First, the discipline draws attention to the cultural values and political relations that shape climate-related knowledge creation and interpretation and that form the basis of responses to continuing environmental changes. These insights come from the in-depth fieldwork that has long been the hallmark of anthropology. The second contribution is an awareness of the historical context underpinning contemporary climate debates — a result of archaeologists’ and environmental anthro- pologists’ interest in the history of society–environment interactions. The third is anthropology’s broad, holistic view of human and natural systems, which highlights the multiple cultural, social, political and economic changes that take place in our societies. Societal dynamics, as drivers of change, always interact with, and often outweigh, climate change — an issue that needs recognition for the success of public policies.

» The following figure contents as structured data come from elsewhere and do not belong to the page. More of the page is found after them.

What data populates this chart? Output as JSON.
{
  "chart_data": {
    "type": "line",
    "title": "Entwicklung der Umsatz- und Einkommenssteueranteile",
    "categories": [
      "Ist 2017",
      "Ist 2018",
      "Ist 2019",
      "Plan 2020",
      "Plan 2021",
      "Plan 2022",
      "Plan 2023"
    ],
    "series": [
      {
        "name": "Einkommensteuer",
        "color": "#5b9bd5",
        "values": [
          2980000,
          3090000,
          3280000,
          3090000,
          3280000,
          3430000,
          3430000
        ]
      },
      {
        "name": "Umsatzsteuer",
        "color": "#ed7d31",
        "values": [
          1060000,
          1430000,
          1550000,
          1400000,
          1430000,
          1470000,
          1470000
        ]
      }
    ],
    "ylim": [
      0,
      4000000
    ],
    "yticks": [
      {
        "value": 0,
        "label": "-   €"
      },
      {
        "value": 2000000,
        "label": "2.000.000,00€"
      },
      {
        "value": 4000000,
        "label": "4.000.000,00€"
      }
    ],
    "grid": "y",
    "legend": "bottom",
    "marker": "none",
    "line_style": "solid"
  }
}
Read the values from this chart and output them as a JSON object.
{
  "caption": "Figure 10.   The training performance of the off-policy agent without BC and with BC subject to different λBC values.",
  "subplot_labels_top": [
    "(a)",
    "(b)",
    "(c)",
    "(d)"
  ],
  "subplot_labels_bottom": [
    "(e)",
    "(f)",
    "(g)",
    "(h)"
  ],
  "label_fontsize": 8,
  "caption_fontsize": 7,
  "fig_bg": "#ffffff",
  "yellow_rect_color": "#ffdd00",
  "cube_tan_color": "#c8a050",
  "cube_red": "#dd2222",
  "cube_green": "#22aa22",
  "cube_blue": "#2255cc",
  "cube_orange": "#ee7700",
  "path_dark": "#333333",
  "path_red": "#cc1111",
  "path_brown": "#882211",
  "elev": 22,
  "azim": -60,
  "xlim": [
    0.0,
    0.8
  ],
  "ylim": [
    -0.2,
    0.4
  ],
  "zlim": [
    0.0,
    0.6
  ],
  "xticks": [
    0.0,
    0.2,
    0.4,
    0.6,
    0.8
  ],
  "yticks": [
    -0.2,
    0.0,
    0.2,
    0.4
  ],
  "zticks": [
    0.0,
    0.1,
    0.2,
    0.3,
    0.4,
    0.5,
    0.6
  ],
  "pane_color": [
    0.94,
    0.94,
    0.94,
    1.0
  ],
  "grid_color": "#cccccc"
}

The authors note the challenges of interdisciplinary collaboration that Science & Justice has also worked to address. Varied temporal and geographic scales, differing approaches to qualitative and quantitative work, and contrasting commitments of the values of specificity and generalization for understanding phenomena can sometimes put social and natural sciences at cross purposes. However, when gathered around shared and pressing problems, the friction between disciplines can be made productive rather than detrimental or competitive. They write,
Ever more serious challenges to scientific understandings of climate change and policy responses — in both domestic and international political arenas — make the climate science and policy community more open to inputs from the social sciences. This Perspective argues that anthropology could play a central role in this, by offering methods to access the social, cultural and political processes that shape climate debates. Just as anthropologists can learn from climate science about the changing environmental conditions we live in, so too can climate scientists learn from anthropological research.
Science & Justice aims to foster just such cross-disciplinary collaboration and literacy, bringing together multiple forms of expertise to address major problems in contemporary science and technology.